The ruling stated that Music Trading Online, which owns CD-Wow, was "in substantial breach" of a 2004 agreement to stop importing CDs from places like Hong Kong and selling them to consumers in the UK at up to a third off high street prices.
The damages award is the largest ever made in favour of the BPI.
"The vibrancy of British music depends on a fair return on the investments that allow British talent to shine," said BPI chief executive Geoff Taylor. " This decision is an important step in ensuring that British music has a bright future."
However, CD-Wow denies deliberately breaking the court undertaking, and puts any breach down to human error.
The company maintained that the British courts had set a "dangerous precedent " and that the ruling "spelled disaster for millions of music fans who object to being ripped off by unnecessarily expensive albums".
The BPI has already obtained an order against CD-Wow, freezing all of its assets and bank accounts in order to recover the money it is now owed.
"CD-Wow has consistently broken the law.
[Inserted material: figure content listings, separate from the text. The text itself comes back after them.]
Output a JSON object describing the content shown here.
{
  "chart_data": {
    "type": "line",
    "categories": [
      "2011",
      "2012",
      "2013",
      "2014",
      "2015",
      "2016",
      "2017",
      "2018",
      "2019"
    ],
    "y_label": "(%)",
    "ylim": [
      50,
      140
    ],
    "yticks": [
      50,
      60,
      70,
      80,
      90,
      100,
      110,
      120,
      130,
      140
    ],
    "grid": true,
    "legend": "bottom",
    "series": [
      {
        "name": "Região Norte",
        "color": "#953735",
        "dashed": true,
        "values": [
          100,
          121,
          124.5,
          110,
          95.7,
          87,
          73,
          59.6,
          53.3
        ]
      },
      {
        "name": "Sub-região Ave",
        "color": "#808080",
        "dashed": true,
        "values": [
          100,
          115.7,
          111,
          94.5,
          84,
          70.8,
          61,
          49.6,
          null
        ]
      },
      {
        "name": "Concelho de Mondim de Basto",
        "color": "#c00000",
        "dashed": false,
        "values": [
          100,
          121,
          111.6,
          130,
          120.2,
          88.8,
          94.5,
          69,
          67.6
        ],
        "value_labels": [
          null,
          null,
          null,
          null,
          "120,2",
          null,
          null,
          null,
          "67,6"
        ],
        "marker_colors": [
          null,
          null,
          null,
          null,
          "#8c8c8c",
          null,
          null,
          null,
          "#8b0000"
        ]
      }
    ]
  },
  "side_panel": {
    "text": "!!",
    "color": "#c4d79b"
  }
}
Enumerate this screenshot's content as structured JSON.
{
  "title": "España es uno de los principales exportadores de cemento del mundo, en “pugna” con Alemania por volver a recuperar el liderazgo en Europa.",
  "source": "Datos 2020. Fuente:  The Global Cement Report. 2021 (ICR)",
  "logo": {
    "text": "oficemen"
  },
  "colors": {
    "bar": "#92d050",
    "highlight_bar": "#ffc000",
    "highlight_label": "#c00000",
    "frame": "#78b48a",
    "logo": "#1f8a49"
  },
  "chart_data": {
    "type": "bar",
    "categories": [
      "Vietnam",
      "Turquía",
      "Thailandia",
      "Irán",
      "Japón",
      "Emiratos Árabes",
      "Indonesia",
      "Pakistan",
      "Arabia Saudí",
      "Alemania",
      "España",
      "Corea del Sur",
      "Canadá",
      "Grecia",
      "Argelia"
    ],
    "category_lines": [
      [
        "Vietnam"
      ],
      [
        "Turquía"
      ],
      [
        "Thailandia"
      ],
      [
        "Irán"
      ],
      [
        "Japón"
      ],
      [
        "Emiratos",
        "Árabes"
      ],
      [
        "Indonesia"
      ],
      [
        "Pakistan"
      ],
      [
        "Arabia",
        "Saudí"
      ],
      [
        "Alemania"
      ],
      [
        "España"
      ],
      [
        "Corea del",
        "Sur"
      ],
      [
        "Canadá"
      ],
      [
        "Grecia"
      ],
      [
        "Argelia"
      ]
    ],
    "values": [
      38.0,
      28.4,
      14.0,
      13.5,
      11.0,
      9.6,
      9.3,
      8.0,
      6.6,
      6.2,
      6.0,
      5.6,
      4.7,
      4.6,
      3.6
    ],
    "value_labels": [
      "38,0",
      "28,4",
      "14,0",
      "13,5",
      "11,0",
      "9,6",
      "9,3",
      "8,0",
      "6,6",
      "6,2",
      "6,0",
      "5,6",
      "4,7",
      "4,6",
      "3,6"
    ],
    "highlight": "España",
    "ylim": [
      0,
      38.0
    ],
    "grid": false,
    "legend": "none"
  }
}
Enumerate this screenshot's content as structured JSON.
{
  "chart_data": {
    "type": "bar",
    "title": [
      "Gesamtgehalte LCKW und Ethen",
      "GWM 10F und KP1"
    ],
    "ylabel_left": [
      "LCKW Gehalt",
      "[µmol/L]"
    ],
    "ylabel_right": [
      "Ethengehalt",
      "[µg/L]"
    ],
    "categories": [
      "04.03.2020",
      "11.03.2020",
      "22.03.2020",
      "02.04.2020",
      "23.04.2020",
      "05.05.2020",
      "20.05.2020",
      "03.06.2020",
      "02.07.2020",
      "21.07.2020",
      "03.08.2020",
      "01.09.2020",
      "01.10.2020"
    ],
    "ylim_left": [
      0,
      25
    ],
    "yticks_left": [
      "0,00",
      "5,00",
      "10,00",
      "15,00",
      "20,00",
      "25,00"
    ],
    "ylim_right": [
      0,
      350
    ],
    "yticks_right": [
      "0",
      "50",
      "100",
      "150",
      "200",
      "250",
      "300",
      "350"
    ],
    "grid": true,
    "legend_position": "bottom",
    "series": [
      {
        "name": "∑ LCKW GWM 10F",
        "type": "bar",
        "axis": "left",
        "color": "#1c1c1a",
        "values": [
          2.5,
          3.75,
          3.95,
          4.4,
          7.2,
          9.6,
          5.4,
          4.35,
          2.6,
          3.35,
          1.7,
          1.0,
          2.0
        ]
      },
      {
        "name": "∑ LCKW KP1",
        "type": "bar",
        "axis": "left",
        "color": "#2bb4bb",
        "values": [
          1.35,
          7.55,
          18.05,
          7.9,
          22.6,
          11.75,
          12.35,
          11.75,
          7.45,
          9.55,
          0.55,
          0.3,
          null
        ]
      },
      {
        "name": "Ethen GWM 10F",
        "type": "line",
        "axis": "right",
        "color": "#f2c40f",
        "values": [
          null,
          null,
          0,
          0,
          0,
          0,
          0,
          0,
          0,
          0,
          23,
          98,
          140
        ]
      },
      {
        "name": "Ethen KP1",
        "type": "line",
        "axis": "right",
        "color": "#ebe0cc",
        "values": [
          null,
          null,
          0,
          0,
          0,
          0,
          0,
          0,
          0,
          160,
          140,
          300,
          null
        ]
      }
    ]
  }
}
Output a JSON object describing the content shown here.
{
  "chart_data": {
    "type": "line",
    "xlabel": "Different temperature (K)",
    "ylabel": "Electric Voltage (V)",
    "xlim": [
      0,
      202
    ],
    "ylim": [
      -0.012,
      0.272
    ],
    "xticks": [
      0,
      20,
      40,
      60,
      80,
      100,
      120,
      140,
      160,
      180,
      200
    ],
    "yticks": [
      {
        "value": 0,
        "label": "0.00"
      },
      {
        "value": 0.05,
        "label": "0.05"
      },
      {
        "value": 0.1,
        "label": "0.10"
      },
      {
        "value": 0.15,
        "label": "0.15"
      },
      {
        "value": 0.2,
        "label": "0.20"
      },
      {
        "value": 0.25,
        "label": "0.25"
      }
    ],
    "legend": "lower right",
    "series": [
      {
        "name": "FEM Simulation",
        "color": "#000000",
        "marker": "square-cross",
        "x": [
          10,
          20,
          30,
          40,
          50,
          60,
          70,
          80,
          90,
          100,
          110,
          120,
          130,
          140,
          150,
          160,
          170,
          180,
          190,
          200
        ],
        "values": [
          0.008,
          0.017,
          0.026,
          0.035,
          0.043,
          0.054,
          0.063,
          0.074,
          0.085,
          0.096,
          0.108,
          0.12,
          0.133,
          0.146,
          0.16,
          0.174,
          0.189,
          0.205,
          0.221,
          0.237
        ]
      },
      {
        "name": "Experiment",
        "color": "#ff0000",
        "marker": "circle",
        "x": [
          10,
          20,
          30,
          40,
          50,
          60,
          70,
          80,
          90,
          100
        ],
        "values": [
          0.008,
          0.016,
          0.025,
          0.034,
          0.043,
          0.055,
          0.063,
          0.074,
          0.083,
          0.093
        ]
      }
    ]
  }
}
Clearly the courts have lost patience with this rogue retailer," said BPI lawyer Roz Groome.
"Any company seeking to engage in this type of illegal trade will face the toughest sanctions."
Henrik Wesslen, chief executive of CD-Wow, said: "I fear what is happening is an attempt to use the combined brute force of the record industry to force the retailers and, in turn, our clients, to keep lining the pockets of the fat cat executives.
"It should not matter whether we are buying from an official distributor in the UK, Europe or the Far East. What is important is that we are buying legitimate products from the record companies themselves."